Si capisce bene (e non ci vuole molto per comprenderlo, perchè è una cosa che si mette bene in evidenza da sola) che la Maratona sul Brembo è una maratona fatta da persone che amano correre la maratona. Podisti che, spostandosi anche su e giù per tutta l'Italia, di maratone ne hanno viste tante: nel 2005, sono state 54 le maratone che i Runners Bergamo hanno presenziato in gruppi più o meno numerosi (per non parlare poi delle ultra-maratone che, del pari, sono state presenziate). Questo “attivismo” partecipativo dei Runners Bergamo si traduce positivamente nel desiderio di poter dare ai maratoneti che vengono a correre questa maratona il meglio di ciò che hanno visto e sentito in altri campi, senza incorrere in clamorosi errori di metodo e senza gli errori in cui molto perseverano. In più tutti i Runners Bergamo – senza eccezioni - danno un generoso contributo alla propria gara, non solo perchè gran parte dell’impianto organizzativo lo gestiscono in prima persona, ma anche perchè la loro partecipazione è numerosa. Mi assicura Fausto Della Piana, uno dei capofila della macchina organizzativa, che tutti i podisti della Runners Bergamo pagano, senza discriminazione alcuna, la tassa d'iscrizione.
A Roncola di Treviolo si respira dunque una bell’atmosfera, ricca d’entusiasmo e voglia di far bene(quella stesa atmosfera che ho visto, in piccolo ed in statu nascendi – per così dire – in occasione della prima edizione della "Corsa sotto le stelle" - il che è quanto dire...).
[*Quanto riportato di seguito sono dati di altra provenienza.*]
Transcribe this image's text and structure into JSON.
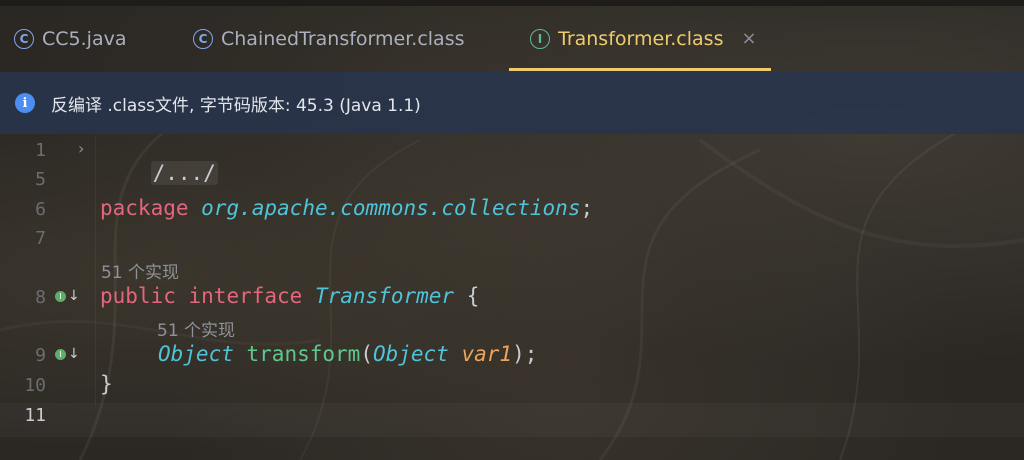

Caratteristiche del percorso di garaIl percorso di gara, già collaudato in precedenti edizioni, contenuto all’interno di Parco Callioni al limitare della zona abitativa di Roncola di Treviolo, si sviluppa su di un anello di forma, grosso modo, rettangolare di metri 2093 completamente asfaltato da percorrersi 20 volte; il primo giro di 2438 metri: infatti, per raggiungere la distanza di 42.195 metri della maratona la partenza è situata a 335 dalla linea del traguardo. Questi 335 metri rappresentano il “lancio” della maratona stessa . Il tracciato è posto a 194 metri slm ed il dislivello tra il punto più alto (194.8 slm) e quello più basso (192.8 slm) è di circa 2.00 metri; in particolare la prima metà del percorso (che corre lungo il Brembo) ha il dislivello favorevole, mentre la seconda metà (la parte del percorso più vicina alla linea delle case) sale lievemente. La "salita" è più evidente tra i 1230-1260 metri del tracciato (circa 30 metri lineari). Lungo il tracciato sono disposte delle segnalazioni permanenti. In particolare la misurazione del percorso è evidenziata ogni 20 metri da rettangoli di sfondo bianco (20x10 cm) con l'indicazione dei metri in blu. I km della maratona sono indicati da tondi di 10 cm di diametro. Durante lo svolgimento della gara saranno indicati,con appositi cartelli posti ogni 5 km, le distanze parziali percorse dai concorrenti. Il tempo limite è di 6 (sei) ore (anche questa è una misura di grande apertura che incoraggia la partecipazione dei podisti più lenti). E non si tratta soltanto di una misura scritta nel regolamento ma scarsamente applicata nei fatti. Gli organizzatori della Maratona sul Brembo – come del resto quelli della Maratona dei Tre Comuni o della San Silvestro – lo prendono rigorosamente alla lettera, nel senso che sino allo scoccare dell’ultimo secondo della sesta ora tutto l’impianto organizzativo e l’assistenza ai podisti ritardatari sono pienamente efficienti. I podisti lenti non sono dunque un “peso” per gli organizzatori di queste maratone.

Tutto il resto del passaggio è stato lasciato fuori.